Otra de las características evidentes de este tipo de individuo político y de este tipo de liderazgo es que “los dirigentes perversos dicen siempre lo contrario de lo que hacen, enuncian eslóganes por su virtud reductora, como si fueran un encantamiento social hipnótico y lo hacen sobre todo por la legitimidad con que ello les dota a ellos mismos”. Repito que quizá sean capaces de identificar algunos de los males que todos sabemos que nos azotan porque sabemos, los ciudadanos sabemos, que todo esto no es normal. Sabemos pues que es patológico. Todos los que no estamos envueltos en ese bucle de egotismo, que no sabemos a cuántos líderes, a cuántos asesores, a cuántos gurús aqueja, sabíamos desde el día de las elecciones lo que debía pasar. Era lo que en una democracia saludable era lo normal. Nos topamos ahora con una democracia patologizada, contagiada de un mal que destilan los que intentan dirigirla.

“El perverso desfigura los problemas que pretende resolver. Esta forma de seducción y de demagogia cortocircuita el arduo trabajo del pensamiento y de la elaboración”, continúan desgranando los autores. Asistimos exactamente al resultado de ese fenómeno. Los problemas que nos plantean cada día para realizar los pactos, para llegar a acuerdos, para hacer su trabajo, para comenzar a caminar no son los problemas reales sino los que se ven bajo su prisma y los que se reelaboran en la retórica de la seducción.

Los dirigentes perversos pretenden que organizan cuando lo que están haciendo es sembrar el caos. Los dirigentes perversos nos seducen con la búsqueda de la unión cuando lo que hacen es dislocar la sociedad. Nos prometen modernizar para ocultar que lo que van es a devastar. Dicen que quieren prevenir cuando van a precipitarnos y, finalmente, llaman a la calma cuando lo que buscan es mantener la excitación. “Todo dirigente perverso ha hecho con regularidad lo contrario a lo que pretendía que iba a hacer”. No hay más preguntas.

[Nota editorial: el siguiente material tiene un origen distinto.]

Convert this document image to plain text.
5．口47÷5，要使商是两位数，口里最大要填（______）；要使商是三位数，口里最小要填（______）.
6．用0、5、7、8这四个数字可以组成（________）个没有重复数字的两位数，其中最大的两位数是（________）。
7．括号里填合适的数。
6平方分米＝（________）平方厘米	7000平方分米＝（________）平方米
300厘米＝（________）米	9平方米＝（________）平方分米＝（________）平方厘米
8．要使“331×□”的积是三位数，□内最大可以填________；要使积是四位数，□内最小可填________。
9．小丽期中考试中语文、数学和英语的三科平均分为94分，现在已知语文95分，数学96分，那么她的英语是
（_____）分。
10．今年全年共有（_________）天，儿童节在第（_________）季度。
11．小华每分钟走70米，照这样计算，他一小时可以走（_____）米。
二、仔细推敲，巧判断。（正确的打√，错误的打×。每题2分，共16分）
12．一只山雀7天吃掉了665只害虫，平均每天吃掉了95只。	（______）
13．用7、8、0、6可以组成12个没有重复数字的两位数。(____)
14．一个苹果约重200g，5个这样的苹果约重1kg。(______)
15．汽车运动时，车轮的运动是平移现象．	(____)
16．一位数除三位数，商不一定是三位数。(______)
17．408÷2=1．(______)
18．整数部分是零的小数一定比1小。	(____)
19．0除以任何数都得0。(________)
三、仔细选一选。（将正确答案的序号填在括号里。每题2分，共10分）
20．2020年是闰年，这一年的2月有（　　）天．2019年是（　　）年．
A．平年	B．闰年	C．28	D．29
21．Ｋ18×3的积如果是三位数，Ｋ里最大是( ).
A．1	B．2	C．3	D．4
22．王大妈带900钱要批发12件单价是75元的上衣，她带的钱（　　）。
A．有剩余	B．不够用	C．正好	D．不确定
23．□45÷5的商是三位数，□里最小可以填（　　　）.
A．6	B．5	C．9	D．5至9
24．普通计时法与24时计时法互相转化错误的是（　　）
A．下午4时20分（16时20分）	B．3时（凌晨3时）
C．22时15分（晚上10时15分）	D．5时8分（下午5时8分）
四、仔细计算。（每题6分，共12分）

La perversión, cuando se aplica a la política, tiene consecuencias funcionales. Lo estamos viendo en directo. Esa fricción parte también del hecho de que el sistema perverso no es capaz de delegar y busca que hasta las decisiones más nimias sean remitidas hacia arriba, hacia el líder, hacia el perverso. Y en esas andamos, en una sociedad narcisista en sí misma, la sociedad individualista, que encumbra a los que le son parejos. A esto le hemos unido lo que de primeras parece un avance pero en la práctica puede ser una trampa cuyos efectos ahora estamos comprobando y que no es otra cosa que las famosas “primarias”, la elección del líder por un proceso que puede ser comprometido por la seducción del perverso. No son pocos los teóricos norteamericanos que ya han analizado los problemas del sistema tras la llegada de Trump, otro que tal baila, al poder. Son ellos los que han reparado en que cuando los liderazgos se fraguaban en los cuartos de arriba, entre humo de puros, se producían sinergias internas que se conjuraban para impedir el paso a los individuos problemáticos, a los perversos, a los que no debían llegar.

Sea como sea, tenemos un problema. Intentamos explicarnos mediante elaboradas teorías por qué actúan como actúan. No hay tal estrategia. Es algo más grave. Estamos en manos de políticos perversos y eso solo puede precipitarnos al caos. Así que, quizá sí es en parte culpa nuestra, porque no somos capaces de desenmascararlos y de buscar personas con afán de servicio común para encarnar el poder. Nos dejamos seducir o, dicho más claro, embaucar.